ESSENTIAL DUTIES AND RESPONSIBILITIES
The following statements are intended to describe the general nature and level of work being performed by an individual assigned to this job. Other duties may be assigned.

  • Accurately enter information into the authorization software system (EZ-Cap) and ensure timely processing of the authorization requests in compliance with Federal, State, Health Plan, and NCQA standards.
  • Conduct eligibility and benefit verification via the health plan website or outbound phone calls to health plan provider services lines. Document any benefit information in the authorization software system (EZ-Cap).
  • Administratively approve authorization requests based on internal processing guidelines and tools.
  • Multitask and prioritize authorization processes and telephonic inquiries to ensure the team is able to successfully complete the workload designated to the department.
  • Receive and respond to customer inquiries (telephone, written and electronic) that may pertain to all phases of CPMG operations including authorizations, claims, and accessing provider network.
  • Document all customer contacts, including resolution or action taken to refer question to proper entity. Includes tracking member complaints and referral to appropriate entities for grievance procedures as needed.
  • Educate member families on navigation of HMO processes.
  • Assist/educate providers on process for submitting authorization requests, interpretation of denials and appeal process, navigating CPMG website and EZ-Net portal.
  • Support the generation of daily approval and pending letters and dissemination to
    required entities (member, health plan, provider) in accordance with NCQA/ICE
    standards and guidelines.
  • Work collaboratively with all professional entities relating to CPMG business. Includes
    health plans, physician offices, and vendors.
  • Work closely with the clinical UM personnel to ensure appropriate processing of
    authorization requests, including timely processing to allow for clinical review processes.
  • Assist colleagues as necessary on special projects with time critical deadlines.
  • Adhere to CPMG Policies & Procedures.

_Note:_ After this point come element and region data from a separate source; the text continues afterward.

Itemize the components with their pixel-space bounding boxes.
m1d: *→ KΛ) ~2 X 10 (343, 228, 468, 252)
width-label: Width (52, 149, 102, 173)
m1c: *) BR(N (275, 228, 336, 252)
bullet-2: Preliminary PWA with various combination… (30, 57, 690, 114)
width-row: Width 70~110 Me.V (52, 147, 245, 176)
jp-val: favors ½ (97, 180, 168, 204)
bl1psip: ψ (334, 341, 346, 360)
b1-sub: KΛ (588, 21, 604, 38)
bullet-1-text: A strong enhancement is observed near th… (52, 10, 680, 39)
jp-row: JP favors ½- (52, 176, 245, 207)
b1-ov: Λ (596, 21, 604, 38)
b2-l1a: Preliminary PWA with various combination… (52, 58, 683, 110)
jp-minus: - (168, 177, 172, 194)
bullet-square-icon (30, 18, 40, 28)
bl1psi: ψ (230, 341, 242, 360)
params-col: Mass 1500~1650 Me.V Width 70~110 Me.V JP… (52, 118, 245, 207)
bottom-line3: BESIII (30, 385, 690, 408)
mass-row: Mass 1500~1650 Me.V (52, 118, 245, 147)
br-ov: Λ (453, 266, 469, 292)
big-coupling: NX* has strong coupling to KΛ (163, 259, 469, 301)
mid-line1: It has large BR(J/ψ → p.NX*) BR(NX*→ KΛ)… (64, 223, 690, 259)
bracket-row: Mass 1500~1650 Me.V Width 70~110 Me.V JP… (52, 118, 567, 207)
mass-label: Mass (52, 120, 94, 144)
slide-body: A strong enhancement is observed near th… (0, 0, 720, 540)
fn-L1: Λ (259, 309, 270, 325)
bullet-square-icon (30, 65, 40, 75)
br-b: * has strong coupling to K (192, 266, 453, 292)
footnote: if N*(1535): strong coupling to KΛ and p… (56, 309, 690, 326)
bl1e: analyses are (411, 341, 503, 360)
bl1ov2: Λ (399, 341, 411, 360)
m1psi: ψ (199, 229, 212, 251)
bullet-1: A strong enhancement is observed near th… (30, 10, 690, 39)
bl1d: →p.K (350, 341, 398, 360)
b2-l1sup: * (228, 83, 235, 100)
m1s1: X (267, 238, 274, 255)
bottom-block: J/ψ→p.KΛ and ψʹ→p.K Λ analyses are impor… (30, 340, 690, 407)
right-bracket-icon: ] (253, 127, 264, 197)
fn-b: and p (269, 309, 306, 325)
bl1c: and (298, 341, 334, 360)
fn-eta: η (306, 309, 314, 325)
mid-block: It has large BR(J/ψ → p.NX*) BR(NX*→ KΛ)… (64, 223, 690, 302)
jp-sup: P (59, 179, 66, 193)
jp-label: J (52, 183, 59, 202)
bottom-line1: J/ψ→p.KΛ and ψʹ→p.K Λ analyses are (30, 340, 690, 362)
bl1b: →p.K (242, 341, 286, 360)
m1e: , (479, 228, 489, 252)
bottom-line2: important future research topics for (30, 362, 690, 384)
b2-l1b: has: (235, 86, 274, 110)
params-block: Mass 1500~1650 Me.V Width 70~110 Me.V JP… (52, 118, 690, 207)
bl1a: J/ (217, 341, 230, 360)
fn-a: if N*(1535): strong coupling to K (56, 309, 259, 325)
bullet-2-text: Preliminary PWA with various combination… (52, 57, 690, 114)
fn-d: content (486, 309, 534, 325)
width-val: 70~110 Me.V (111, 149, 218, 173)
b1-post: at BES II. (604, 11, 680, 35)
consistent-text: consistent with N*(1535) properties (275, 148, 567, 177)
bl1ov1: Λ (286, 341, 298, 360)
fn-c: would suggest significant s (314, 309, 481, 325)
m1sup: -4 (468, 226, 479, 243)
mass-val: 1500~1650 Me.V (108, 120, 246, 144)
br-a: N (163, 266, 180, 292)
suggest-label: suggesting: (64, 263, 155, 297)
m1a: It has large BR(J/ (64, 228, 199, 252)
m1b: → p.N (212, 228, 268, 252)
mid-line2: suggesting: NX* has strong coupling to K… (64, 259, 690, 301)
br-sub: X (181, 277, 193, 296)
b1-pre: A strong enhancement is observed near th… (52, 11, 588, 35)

Minimum job qualifications (education, experience, certification, skills, etc):

  • High School diploma and previous experience in the health care field, such as hospital, medical group, health insurance, or other Risk Bearing Organization (RBO). Bachelor’s Degree will be considered in lieu of experience.
  • Medical Terminology, ICD-10 Codes, CPT Codes, HCPC Codes, Health plan benefits, or claims preferred.
  • Computer skills a plus, specifically Excel, EZ-Cap, Word, Outlook, Internet/Web searching, and Epic.